After you identify project risks, you need to analyze them to see which ones are important enough to manage. The most common form of analysis is called qualitative risk analysis. This is referred to as “qualitative” since it is a quick approximation of the risk severity and does not reflect the rigor of a detailed, numerical analysis. The overall risk level can be as simple high, medium, or low (or even high/low), depending on the severity of impact and the probability of the event occurring.
There are many techniques for performing qualitative risk analysis using simple tables. Here are two examples that are fairly common.
High, Medium, Low Table
For example, you can use a table like the one below as a starting point.
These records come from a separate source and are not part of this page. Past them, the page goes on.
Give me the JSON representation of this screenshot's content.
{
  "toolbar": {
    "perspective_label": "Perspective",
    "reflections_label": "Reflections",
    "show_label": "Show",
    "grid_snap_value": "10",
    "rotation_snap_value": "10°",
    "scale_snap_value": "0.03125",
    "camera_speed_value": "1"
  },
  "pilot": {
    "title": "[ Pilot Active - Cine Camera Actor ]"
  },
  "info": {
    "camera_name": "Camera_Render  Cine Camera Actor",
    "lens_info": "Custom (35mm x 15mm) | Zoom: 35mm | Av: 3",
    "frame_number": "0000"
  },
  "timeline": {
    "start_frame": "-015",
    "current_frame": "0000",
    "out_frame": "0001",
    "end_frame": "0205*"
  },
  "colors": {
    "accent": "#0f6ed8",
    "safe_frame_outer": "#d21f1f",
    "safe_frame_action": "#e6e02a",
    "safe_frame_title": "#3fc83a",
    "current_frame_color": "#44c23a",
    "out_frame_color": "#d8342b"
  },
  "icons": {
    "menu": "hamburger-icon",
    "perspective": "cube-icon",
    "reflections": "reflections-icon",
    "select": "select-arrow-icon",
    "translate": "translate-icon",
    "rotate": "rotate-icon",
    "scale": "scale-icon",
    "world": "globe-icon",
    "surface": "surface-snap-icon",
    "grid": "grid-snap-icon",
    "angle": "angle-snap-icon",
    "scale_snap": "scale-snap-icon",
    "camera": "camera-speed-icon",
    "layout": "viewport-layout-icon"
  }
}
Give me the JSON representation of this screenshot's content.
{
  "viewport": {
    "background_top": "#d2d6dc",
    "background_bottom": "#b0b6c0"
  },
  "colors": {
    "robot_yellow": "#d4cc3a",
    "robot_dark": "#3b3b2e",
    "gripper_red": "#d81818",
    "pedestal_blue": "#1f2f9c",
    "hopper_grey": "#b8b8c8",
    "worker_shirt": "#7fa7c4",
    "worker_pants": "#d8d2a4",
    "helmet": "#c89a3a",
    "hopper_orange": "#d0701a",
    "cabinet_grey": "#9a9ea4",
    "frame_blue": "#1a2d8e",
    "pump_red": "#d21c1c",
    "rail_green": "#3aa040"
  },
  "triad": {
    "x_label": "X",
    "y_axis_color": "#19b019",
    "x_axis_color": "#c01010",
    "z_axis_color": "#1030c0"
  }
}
It helps identify high, medium and low level risks by looking at the probability of the occurrence and the overall impact to your project. For instance, a highly likely / high impact event is obviously a high risk. Likewise an event that has a low impact to your project, and has a low likelihood of occurrence anyway, is obviously a low risk. The other combinations fall somewhere within these two extremes.
Severity of Risk Impact / Probability of Risk Occurring
Overall Risk
High negative impact to project / Highly likely to occur
High
High negative impact to project / Medium likely to occur
High
High negative impact to project / Not likely to occur
Medium/Low
Medium negative impact to project / Highly likely to occur
Medium
Medium negative impact to project / Medium likely to occur
Medium/Low
Medium negative impact to project / Not likely to occur
Low
Low negative impact to project / Highly likely to occur
Low
Low negative impact to project / Medium likely to occur
Low
Low negative impact to project / Not likely to occur
Low
Ignore, Caution, Respond Chart
A second technique uses a simple table that provides guidance on whether you should respond to a risk.
Probability ->
Impact

Low

Medium

High
Low
Ignore
Ignore
Caution
Medium
Ignore
Respond
Response
High
Caution
Response
Response
The green boxes represent a combination of probability and impact that you may safely be able to ignore. The red boxes represent combinations that need to be managed. The yellow box represent risks that should be evaluated individually to determine if you should respond or not.
Summary
These are examples of techniques used to analyze project risks. There are many other techniques as well. The point is that qualitative risk analysis relies on subjectivity to determine whether a risk is worth managing or not. For the vast majority of projects this subjective decision is good enough.